Quite fortuitously, Welsh National Opera also announced a new staging of the Martin work, opening in Cardiff on 16 February. They performed it alone, whereas the Conservatoire's production in a double-bill showed up very well against the preceding Milhaud piece.
Le vin herbé is an astonishing work, usually described as a dramatic oratorio. It lasts around ninety minutes without an interval, and employs twelve singers who perform as a chorus as well as taking all the solo roles. The accompaniment is small-scale - an octet made up of pairs of violin, viola and cello, plus double bass and piano. Under Timothy Dean's direction the band produced a constant stream of beautiful sounds, with soaring solos for each of the strings in turn. The twelve singers had memorised the long text and sang with a beauty of tone that was thrilling as they moved around the stage.

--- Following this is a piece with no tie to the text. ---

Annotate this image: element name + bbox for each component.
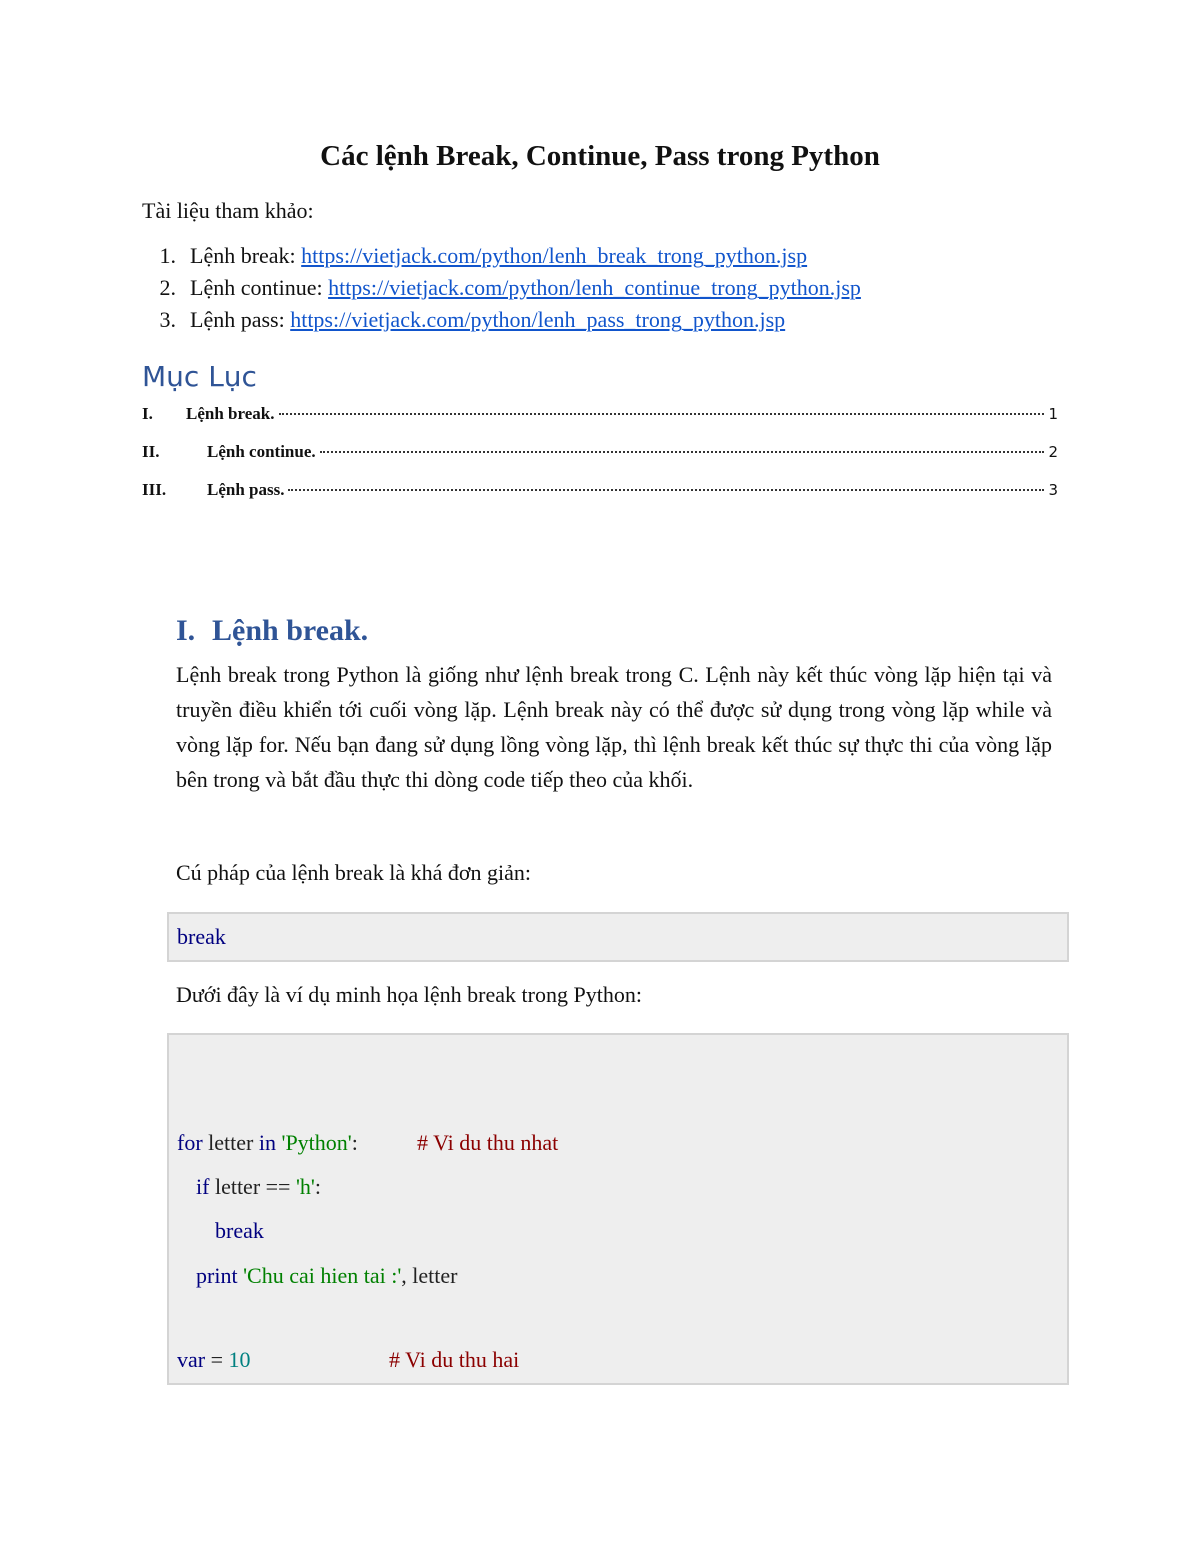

The overall mood of the work is distinctly downbeat, so a performance that took the 'oratorio' term literally with the singers standing in a row, eyes glued to music stands, would risk excruciating tedium. Here the stage direction was in the hands of Kally Lloyd-Jones, and this was really one of the best examples of her work. The groupings were simple. Each singer had a crate on which to stand or sit as appropriate. These could be moved together to one side when on a ship, or spread around, or even fashioned into a wall. The movement was almost choreographed so that while the singers did not move en masse scene changes could be achieved with minimum fuss. The only other props were four long drapes, alternating black and white, all hanging in swags from the ceiling. One white one was lowered whenever a sail was needed. That sail, and the free-flowing gowns of the women, could flap or vibrate to suggest time at sea or in a storm.
The two singers who had most to do as soloists were the Tristan and Isolde - or Iseut the Blonde in this version. The soprano Julia Daramy-Williams has a luscious, creamy lyric sound that soared beautifully. Tristan is the only part that was double cast, and at the second performance Richard Shaffrey also showed how his voice is developing with an effortless clear tone and a ringing, dramatic top. Both coped well with a pair of challenging solo scenes and showed great skill in movement and acting, with nothing exaggerated or overstated.
The other solo parts included familiar Wagnerian equivalents - King Marc (Mark), Branghien (Brangäne) and Kaherdin (Kurwenal) as well new ones - Iseut's Mother and a second lady, also an Iseut. Inevitably, in the short time available, these were less developed as characters, but the young singers still made much of their opportunites.
In all this was a stimulating and worthwhile evening, though it is difficult to imagine either work entering the regilar repertoire.